(National Sentinel) Healthcare: As every single member of Congress and their staffs continue to receive even more generous taxpayer-supported subsidies than the relatively few buying health insurance via an Obamacare exchange, the vast majority of Americans will once again have to endure double-digit health insurance premium increases in the coming year.
And we’ve got Democrats to thank for it.
As reported by in the San Francisco Chronicle, the increases will only further inflame passions for repeal, though the comfortably non-afflicted Congress remains all too willing to allow the rest of us to suffer:
Millions of people who buy individual health insurance policies and get no financial help from the Affordable Care Act are bracing for another year of double-digit premium increases, and their frustration is boiling over.
Some are expecting premiums for 2018 to rival a mortgage payment.
What they pay is tied to the price of coverage on the health insurance markets created by the Obama-era law, but these consumers get no protection from the law’s tax credits, which cushion against rising premiums. Instead they pay full freight and bear the brunt of market problems such as high costs and diminished competition.
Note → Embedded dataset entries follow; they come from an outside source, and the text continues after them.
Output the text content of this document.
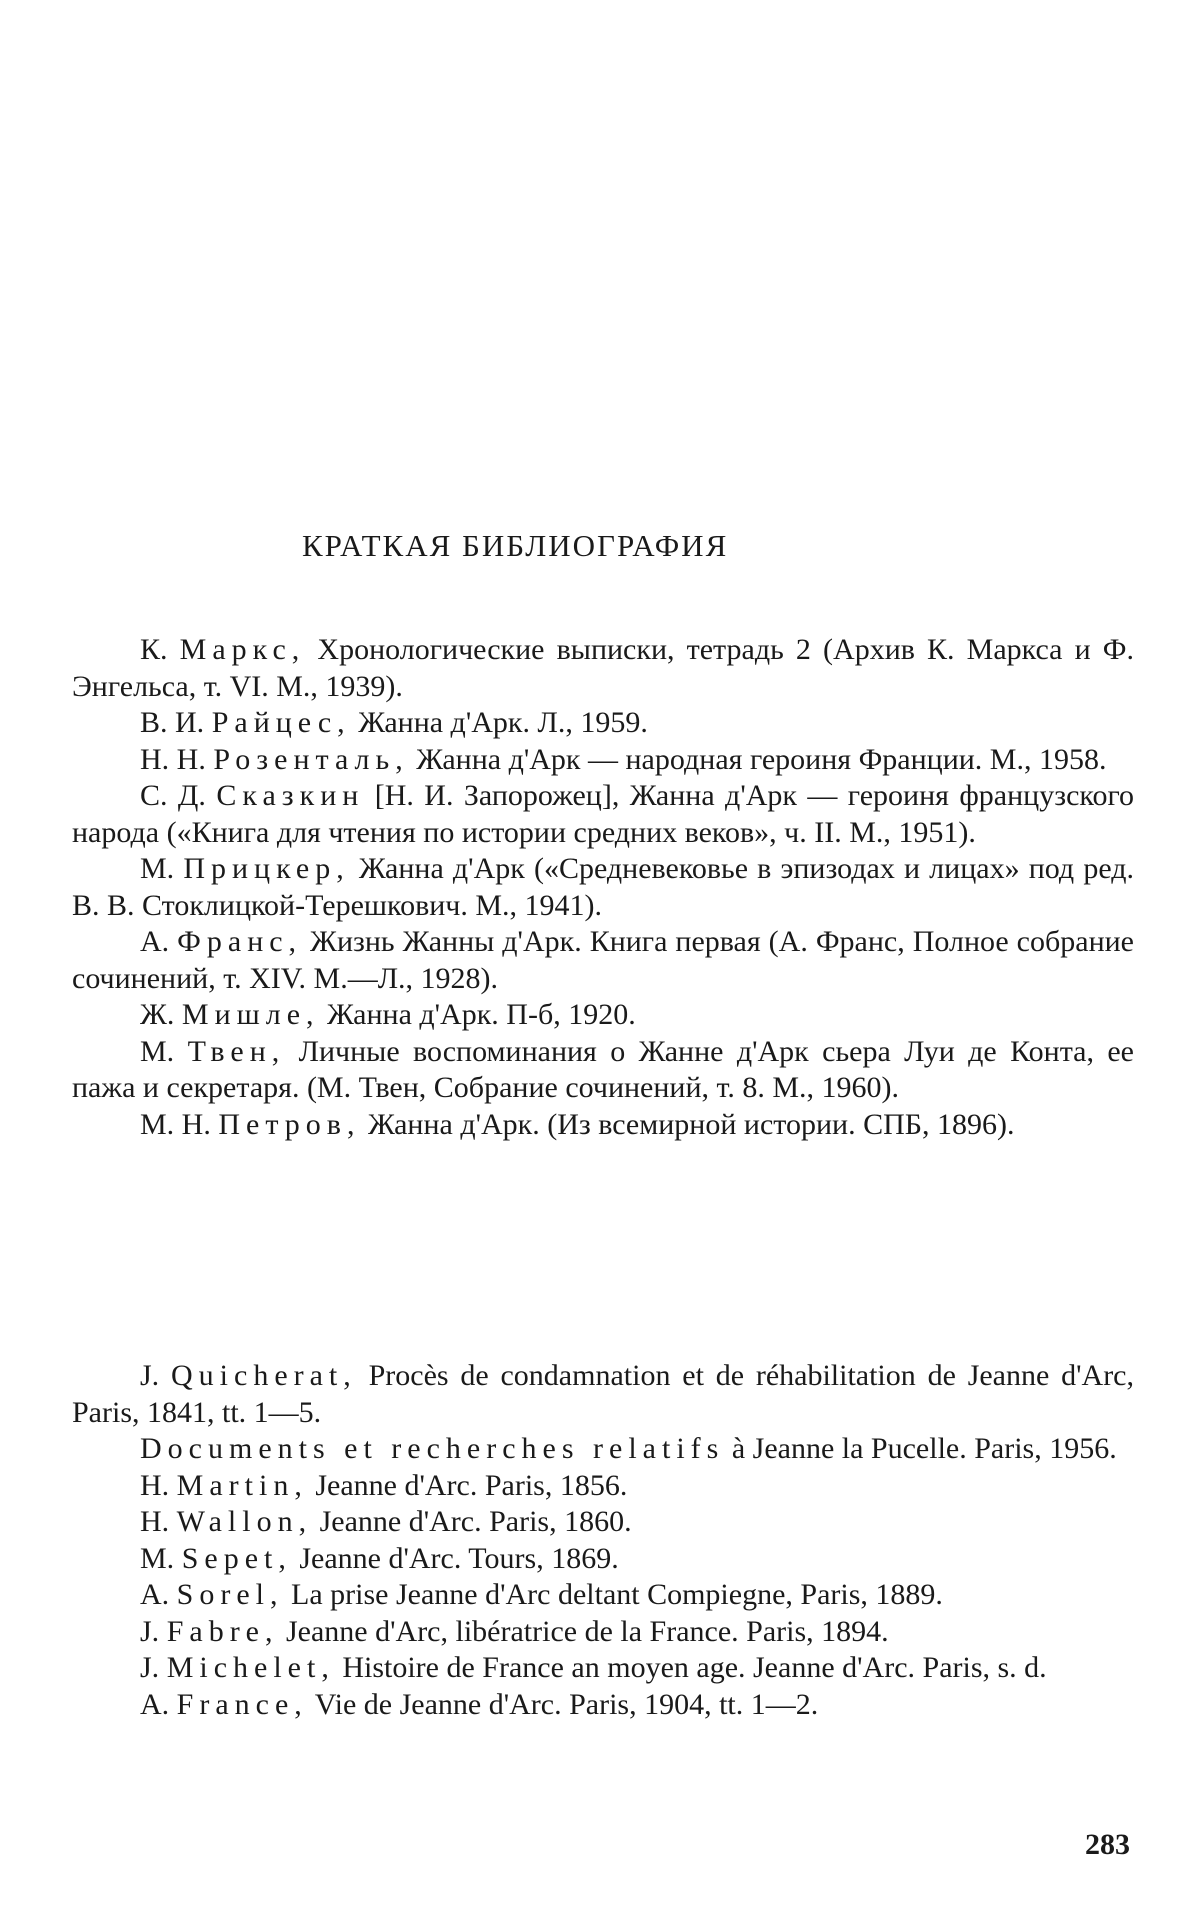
КРАТКАЯ БИБЛИОГРАФИЯ

К. Маркс, Хронологические выписки, тетрадь 2 (Архив К. Маркса и Ф. Энгельса, т. VI. М., 1939).

В. И. Райцес, Жанна д'Арк. Л., 1959.

Н. Н. Розенталь, Жанна д'Арк — народная героиня Франции. М., 1958.

С. Д. Сказкин [Н. И. Запорожец], Жанна д'Арк — героиня французского народа («Книга для чтения по истории средних веков», ч. II. М., 1951).

М. Прицкер, Жанна д'Арк («Средневековье в эпизодах и лицах» под ред. В. В. Стоклицкой-Терешкович. М., 1941).

А. Франс, Жизнь Жанны д'Арк. Книга первая (А. Франс, Полное собрание сочинений, т. XIV. М.—Л., 1928).

Ж. Мишле, Жанна д'Арк. П-б, 1920.

М. Твен, Личные воспоминания о Жанне д'Арк сьера Луи де Конта, ее пажа и секретаря. (М. Твен, Собрание сочинений, т. 8. М., 1960).

М. Н. Петров, Жанна д'Арк. (Из всемирной истории. СПБ, 1896).

J. Quicherat, Procès de condamnation et de réhabilitation de Jeanne d'Arc, Paris, 1841, tt. 1—5.

Documents et recherches relatifs à Jeanne la Pucelle. Paris, 1956.

H. Martin, Jeanne d'Arc. Paris, 1856.

H. Wallon, Jeanne d'Arc. Paris, 1860.

M. Sepet, Jeanne d'Arc. Tours, 1869.

A. Sorel, La prise Jeanne d'Arc deltant Compiegne, Paris, 1889.

J. Fabre, Jeanne d'Arc, libératrice de la France. Paris, 1894.

J. Michelet, Histoire de France an moyen age. Jeanne d'Arc. Paris, s. d.

A. France, Vie de Jeanne d'Arc. Paris, 1904, tt. 1—2.

283
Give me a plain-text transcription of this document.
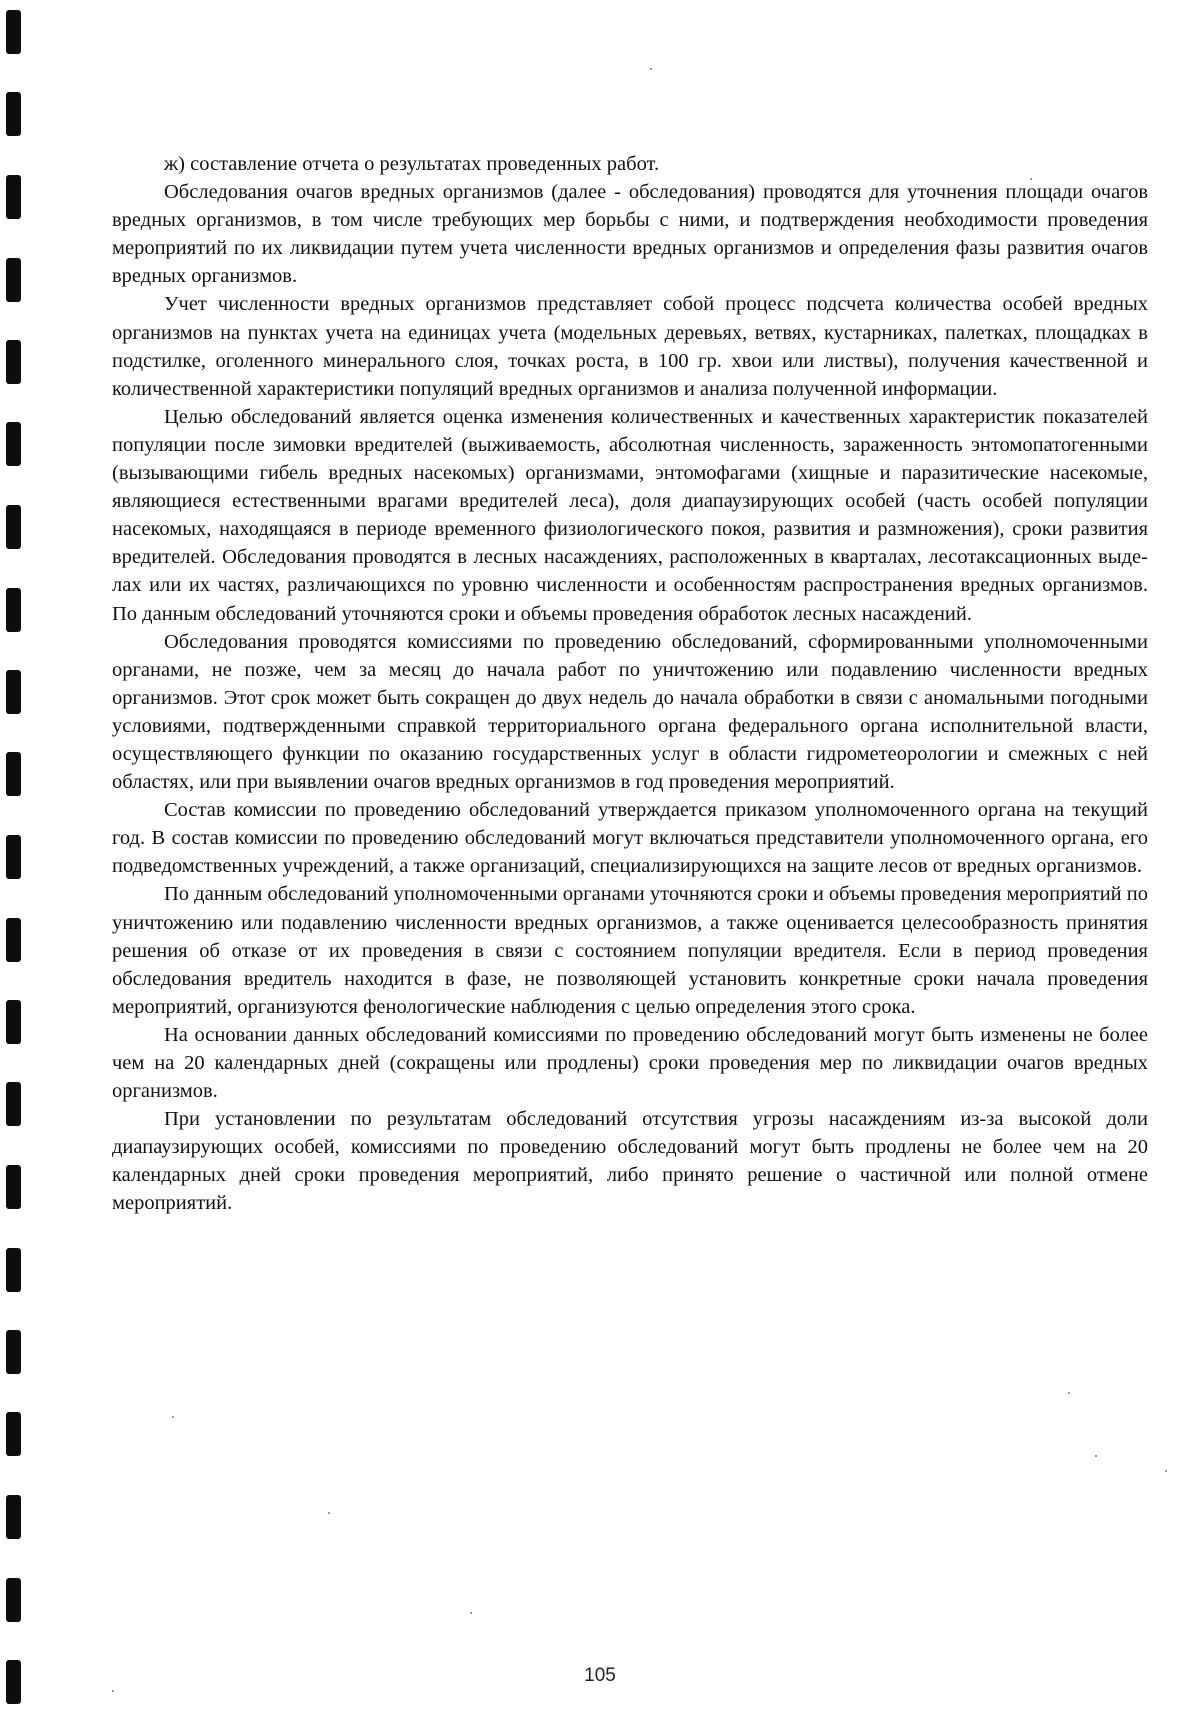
ж) составление отчета о результатах проведенных работ.

Обследования очагов вредных организмов (далее - обследования) проводятся для уточнения площади очагов вредных организмов, в том числе требующих мер борьбы с ними, и подтверждения необходимости проведения мероприятий по их ликвидации путем учета численности вредных организмов и определения фазы развития очагов вредных организмов.

Учет численности вредных организмов представляет собой процесс подсчета количества особей вредных организмов на пунктах учета на единицах учета (модельных деревьях, ветвях, кустарниках, палетках, площадках в подстилке, оголенного минерального слоя, точках роста, в 100 гр. хвои или листвы), получения качественной и количественной характеристики популяций вредных организмов и анализа полученной информации.

Целью обследований является оценка изменения количественных и качественных характеристик показателей популяции после зимовки вредителей (выживаемость, абсолютная численность, зараженность энтомопатогенными (вызывающими гибель вредных насекомых) организмами, энтомофагами (хищные и паразитические насекомые, являющиеся естественными врагами вредителей леса), доля диапаузирующих особей (часть особей популяции насекомых, находящаяся в периоде временного физиологического покоя, развития и размножения), сроки развития вредителей. Обследования проводятся в лесных насаждениях, расположенных в кварталах, лесотаксационных выделах или их частях, различающихся по уровню численности и особенностям распространения вредных организмов. По данным обследований уточняются сроки и объемы проведения обработок лесных насаждений.

Обследования проводятся комиссиями по проведению обследований, сформированными уполномоченными органами, не позже, чем за месяц до начала работ по уничтожению или подавлению численности вредных организмов. Этот срок может быть сокращен до двух недель до начала обработки в связи с аномальными погодными условиями, подтвержденными справкой территориального органа федерального органа исполнительной власти, осуществляющего функции по оказанию государственных услуг в области гидрометеорологии и смежных с ней областях, или при выявлении очагов вредных организмов в год проведения мероприятий.

Состав комиссии по проведению обследований утверждается приказом уполномоченного органа на текущий год. В состав комиссии по проведению обследований могут включаться представители уполномоченного органа, его подведомственных учреждений, а также организаций, специализирующихся на защите лесов от вредных организмов.

По данным обследований уполномоченными органами уточняются сроки и объемы проведения мероприятий по уничтожению или подавлению численности вредных организмов, а также оценивается целесообразность принятия решения об отказе от их проведения в связи с состоянием популяции вредителя. Если в период проведения обследования вредитель находится в фазе, не позволяющей установить конкретные сроки начала проведения мероприятий, организуются фенологические наблюдения с целью определения этого срока.

На основании данных обследований комиссиями по проведению обследований могут быть изменены не более чем на 20 календарных дней (сокращены или продлены) сроки проведения мер по ликвидации очагов вредных организмов.

При установлении по результатам обследований отсутствия угрозы насаждениям из-за высокой доли диапаузирующих особей, комиссиями по проведению обследований могут быть продлены не более чем на 20 календарных дней сроки проведения мероприятий, либо принято решение о частичной или полной отмене мероприятий.

105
On Capitol Hill, there’s a chance that upcoming bipartisan hearings by Sens. Lamar Alexander, R-Tenn., and Patty Murray, D-Wash., can produce legislation offering some relief. But it depends on Republicans and Democrats working together despite a seven-year health care battle that has left raw feelings on both sides.
“We’re caught in the middle-class loophole of no help,” Sharon Thornton, a hairdresser from Newark, Delaware, told the paper. Her small employer does not provide insurance; she said she’s currently paying about $740 a month in premiums, and is anticipating that her monthly bill next year will rise to about $1,000, a 35 percent increase.
Or money for a better car. Or for savings to help put a kid through college. Or about a thousand other things that would improve quality of life.
Thornton is far from the only one being hurt by Obamacare. Millions of Americans who do have employer-provided insurance are still paying astronomically high monthly premiums and deductibles.
Meanwhile, the president who gave us this disaster (and lied repeatedly to do so) along with Democrats who voted for it have little to worry about. Their health care is heavily subsidized by taxpayers, so their out-of-pocket is negligible.
Republicans of course now share some of the blame for Obamacare, having failed after seven years of promising to repeal and replace the law with something more akin to a free-market economy. But we can never, ever forget that it was Democrats who gave us Obamacare in the first place, and most of them still refuse to even discuss repeal and replace.
So much for the “party of compassion.”
That didn’t stop the Left-leaning Chronicle from trying to lay some of the blame for the law’s destruction of American healthcare at the GOP’s feet:
It would guarantee coverage regardless of health problems, provide tax credits and other subsidies for people of modest means, and generate competition among insurers to keep premiums in check for all. The overhaul sought to create one big insurance pool for individual coverage in each state, no matter whether consumers bought plans through HealthCare.gov or traditional middlemen such as insurance brokers.
But an influx of sicker-than-expected customers drove up costs for insurers, while many younger, healthier people stayed on the sidelines. Political opposition from Republicans complicated matters by gumming up the law’s internal financial stabilizers for insurers.
That is a bald-faced lie. Not a single Republican voted for Obamacare — not a single one. And let’s no forget that the Obama administration repeatedly tweaked the law — unconstitutionally delaying parts of it while changing others, all for political gain.
There are no Republican fingerprints on Obamacare. So there can’t be any blame assigned to Republicans for the law’s abysmal failure.
But the GOP will be blamed if they fail to deliver on repeal-and-replace. And there is no better time than before the next round of unaffordable insurance premium increases come.
Correction: This story originally stated the source article was published by the San Francisco Chronicle; it was published in the Chronicle but it was an Associated Press story. We regret the sourcing error.